The game is narrated by Sean Bean who sadly does not deliver a very compelling performance, however, it could be because what he’s talking about is almost a complete mystery, and this is a major problem with Kholat. The story is told through the notes and some perplexing dialogue which is meant to leave some mystery and leave a lot up to player interpretation, but it most certainly has either been translated poorly or written by a non-English speaker as it makes almost no sense at all, the latter of which is most likely as developer IMGN. PRO is based in Poland. This style of storytelling has been popularised and done very well by From Software’s recent titles, but it is done poorly here.

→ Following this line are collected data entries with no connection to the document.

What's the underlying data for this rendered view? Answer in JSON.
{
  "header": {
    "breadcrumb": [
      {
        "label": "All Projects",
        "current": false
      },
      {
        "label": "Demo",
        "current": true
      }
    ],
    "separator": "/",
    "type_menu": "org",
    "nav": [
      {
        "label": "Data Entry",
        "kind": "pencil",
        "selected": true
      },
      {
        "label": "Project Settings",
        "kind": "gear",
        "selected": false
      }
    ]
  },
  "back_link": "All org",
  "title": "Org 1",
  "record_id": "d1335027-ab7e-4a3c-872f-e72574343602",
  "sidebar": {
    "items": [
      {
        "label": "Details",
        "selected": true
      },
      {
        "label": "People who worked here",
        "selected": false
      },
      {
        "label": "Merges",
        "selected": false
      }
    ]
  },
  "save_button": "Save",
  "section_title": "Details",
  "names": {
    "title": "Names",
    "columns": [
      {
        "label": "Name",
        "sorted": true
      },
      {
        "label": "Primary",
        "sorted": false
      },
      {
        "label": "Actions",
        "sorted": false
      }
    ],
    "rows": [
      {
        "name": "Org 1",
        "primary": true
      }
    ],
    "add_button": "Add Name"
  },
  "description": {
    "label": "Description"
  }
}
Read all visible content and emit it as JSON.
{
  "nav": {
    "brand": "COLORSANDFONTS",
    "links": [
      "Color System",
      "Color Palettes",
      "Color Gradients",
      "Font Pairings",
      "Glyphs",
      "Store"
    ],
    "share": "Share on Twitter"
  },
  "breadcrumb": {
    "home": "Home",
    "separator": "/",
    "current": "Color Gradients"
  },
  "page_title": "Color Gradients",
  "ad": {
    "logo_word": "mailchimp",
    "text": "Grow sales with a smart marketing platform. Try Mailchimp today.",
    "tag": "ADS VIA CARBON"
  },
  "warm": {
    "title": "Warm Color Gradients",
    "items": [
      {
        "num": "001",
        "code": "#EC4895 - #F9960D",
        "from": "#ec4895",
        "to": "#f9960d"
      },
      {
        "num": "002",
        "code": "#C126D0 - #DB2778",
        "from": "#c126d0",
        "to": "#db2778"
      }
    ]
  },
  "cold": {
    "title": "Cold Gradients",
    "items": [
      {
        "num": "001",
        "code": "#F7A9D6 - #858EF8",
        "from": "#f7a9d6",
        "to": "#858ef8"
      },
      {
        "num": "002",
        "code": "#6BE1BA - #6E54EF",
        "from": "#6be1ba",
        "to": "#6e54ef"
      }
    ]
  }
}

Why the orange mist men? Why did the big rocks slam up and down at the end? What do the symbols mean? Who am I controlling? None of it makes sense, and it doesn’t feed you enough hints to help you understand anything or make any connections. It’s a mess, and Beans’s lines are just random words and strange phrasing trying to sound poetic. By the end, it seems as though he has a big reveal setup which (spoilers) goes nowhere. The performances from everyone else are god awful. One character, a student, sounded like she was mockingly reading out someone else’s note when in reality she was recounting events of being stuck on an evil ghost-filled mountain, like Alicia Silverstone from Clueless sarcastically reading out the synopsis of Until Dawn. This was nothing but distracting and didn’t help the disorientating plot, and its already disjointed presentation and pacing.
I was initially interested by Kholat‘s premise, and from what I saw in screenshots, it looked great, and that remains true at least. The well-crafted main locations mostly look impressive, but they are basically pointless and suggest aspirations which the game sadly never reaches. The frustrating navigation is unforgivable, and overall, the game is a huge disappointment. I can’t recommend Kholat; it’s genuinely annoying to play and not fun or scary. There are a few moments of tension, not because the scenarios are frightening, but because you don’t want to hike for miles yet again. At best you can enjoy the graphics and set pieces in the screenshots and then forget about this game. I bet those areas look fabulous in the concept art.
If anything, Kholat has taught me not to go anywhere which requires orienteering and if forced, use lots of handwritten notes. If proper use of such a map and compass is anything like its depiction in Kholat, I’ll end up throwing them both into a river and gladly starving to death instead.